Prototyping tools need to be quicker than production tools so you can change things around, be flexible and experiment quickly and easily with ease.

The idea behind prototyping in the browser is so that you can do the mockup quickly, and as Meagan illustrated, make tweaks to that design on the fly. At this stage, it isn’t about making every browser look exactly the same. That’s where the real time sink is in the front end development process. Making it work in a standards compliant CSS3 capable browser doesn’t take long at all in the grand scheme of things.

We know that all the CSS3 bells and whistles available in modern browsers won’t be available to older ones. But, as Andy explained yesterday by Andy Clarke, not every browser will display it in the exact same manner, allowing the client to become accustomed to how it looks in their favorite browser whatever that may be. If they want to see all the bells and whistles, they either see it on your machine, or add a browser to their machine that allows the full design niceties to be displayed.

If the client and you are in a room together reviewing a design mocked up in the browser — let’s say Firefox — as they make their design tweak requests, you can often show them the transformation in a matter of moments using a tool like Firebug or Web Developer Toolbar to apply it instantly. Copying those changes into the permanent stylesheet is practically a no-brainer. Depending on the page design, it is even possible to show them entirely different layouts, or even apply different stylesheets for that “more than one version of a comp” happy client.

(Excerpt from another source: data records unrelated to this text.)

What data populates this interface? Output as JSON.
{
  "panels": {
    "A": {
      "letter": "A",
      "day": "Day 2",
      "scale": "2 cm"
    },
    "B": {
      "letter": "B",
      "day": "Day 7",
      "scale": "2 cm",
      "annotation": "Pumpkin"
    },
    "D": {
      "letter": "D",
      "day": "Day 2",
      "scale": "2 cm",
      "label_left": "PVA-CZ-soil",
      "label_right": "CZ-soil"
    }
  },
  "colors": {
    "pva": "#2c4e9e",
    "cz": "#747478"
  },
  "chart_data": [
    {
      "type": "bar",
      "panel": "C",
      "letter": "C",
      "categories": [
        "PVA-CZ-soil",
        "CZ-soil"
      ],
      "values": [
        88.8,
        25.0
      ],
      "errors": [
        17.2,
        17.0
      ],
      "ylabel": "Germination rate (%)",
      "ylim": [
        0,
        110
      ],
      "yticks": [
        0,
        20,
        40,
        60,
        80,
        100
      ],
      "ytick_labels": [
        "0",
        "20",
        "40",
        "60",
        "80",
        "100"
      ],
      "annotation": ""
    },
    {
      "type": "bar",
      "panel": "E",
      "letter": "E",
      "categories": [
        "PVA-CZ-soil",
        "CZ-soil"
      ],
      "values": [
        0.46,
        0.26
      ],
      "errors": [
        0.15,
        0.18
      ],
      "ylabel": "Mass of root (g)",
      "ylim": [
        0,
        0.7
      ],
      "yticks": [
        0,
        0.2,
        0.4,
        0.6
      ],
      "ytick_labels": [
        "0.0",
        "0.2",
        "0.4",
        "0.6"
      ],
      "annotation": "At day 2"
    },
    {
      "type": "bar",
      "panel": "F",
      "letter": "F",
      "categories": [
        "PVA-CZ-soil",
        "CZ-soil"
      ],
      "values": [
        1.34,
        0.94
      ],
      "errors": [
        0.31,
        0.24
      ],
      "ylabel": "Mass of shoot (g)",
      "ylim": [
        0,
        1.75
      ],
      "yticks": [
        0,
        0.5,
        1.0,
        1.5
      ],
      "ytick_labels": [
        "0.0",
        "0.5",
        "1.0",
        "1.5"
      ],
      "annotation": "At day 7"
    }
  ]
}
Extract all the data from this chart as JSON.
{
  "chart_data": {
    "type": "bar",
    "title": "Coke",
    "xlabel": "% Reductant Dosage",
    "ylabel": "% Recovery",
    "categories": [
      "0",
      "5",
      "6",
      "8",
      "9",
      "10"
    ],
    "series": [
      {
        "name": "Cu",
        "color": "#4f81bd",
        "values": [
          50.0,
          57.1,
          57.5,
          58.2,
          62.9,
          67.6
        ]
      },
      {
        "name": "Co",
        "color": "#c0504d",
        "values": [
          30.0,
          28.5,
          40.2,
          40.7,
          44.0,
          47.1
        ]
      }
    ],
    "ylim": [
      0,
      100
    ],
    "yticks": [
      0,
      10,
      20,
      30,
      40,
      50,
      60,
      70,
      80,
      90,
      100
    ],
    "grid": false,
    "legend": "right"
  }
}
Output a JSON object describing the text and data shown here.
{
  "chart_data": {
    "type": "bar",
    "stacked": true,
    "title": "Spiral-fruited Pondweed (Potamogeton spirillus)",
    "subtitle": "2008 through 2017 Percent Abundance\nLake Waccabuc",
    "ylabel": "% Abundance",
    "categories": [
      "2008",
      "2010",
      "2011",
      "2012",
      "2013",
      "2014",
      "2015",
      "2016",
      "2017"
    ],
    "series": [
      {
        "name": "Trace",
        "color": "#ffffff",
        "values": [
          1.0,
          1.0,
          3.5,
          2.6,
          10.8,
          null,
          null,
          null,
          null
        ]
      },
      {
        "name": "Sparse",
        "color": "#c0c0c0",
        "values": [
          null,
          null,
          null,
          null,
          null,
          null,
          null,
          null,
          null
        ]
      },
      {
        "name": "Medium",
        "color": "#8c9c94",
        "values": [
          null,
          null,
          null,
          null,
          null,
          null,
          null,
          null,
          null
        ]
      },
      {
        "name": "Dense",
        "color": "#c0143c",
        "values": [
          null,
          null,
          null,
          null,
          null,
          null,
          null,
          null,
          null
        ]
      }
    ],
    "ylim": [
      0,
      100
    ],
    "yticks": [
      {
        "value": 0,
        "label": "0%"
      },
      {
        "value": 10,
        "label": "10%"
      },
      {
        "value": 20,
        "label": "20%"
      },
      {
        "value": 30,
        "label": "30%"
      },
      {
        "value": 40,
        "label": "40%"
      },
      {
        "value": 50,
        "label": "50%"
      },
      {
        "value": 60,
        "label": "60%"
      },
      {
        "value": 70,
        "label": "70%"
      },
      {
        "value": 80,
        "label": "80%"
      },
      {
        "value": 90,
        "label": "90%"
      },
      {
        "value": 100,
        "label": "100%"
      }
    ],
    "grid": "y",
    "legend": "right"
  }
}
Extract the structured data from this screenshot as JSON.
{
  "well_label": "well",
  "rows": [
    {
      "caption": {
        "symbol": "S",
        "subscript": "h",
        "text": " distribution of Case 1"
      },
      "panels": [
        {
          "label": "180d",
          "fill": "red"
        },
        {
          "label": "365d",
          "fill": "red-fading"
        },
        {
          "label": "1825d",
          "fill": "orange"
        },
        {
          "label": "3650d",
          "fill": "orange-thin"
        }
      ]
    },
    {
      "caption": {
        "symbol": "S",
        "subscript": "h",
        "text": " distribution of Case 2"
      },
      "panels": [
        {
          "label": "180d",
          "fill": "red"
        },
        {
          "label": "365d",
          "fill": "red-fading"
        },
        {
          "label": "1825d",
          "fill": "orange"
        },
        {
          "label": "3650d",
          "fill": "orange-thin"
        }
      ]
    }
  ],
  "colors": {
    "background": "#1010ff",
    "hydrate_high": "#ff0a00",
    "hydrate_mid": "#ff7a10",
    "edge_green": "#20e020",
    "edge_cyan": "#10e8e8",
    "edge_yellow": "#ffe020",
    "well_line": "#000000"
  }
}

For the life of me, I cannot imagine why you would think that mocking up in the browser is more time consuming than mocking up in Photoshop. I’m not against using Photoshop. That’s not my point. I’m just trying to explain that the browser does not slow down the process in any real way.

If I really had to make 2 or 3 comps to show a client for a design in Photoshop, I could just as easily (if not more easily) do it in the browser. Do the markup once. Apply 2 or 3 different style sheets for different look and feel, as needed.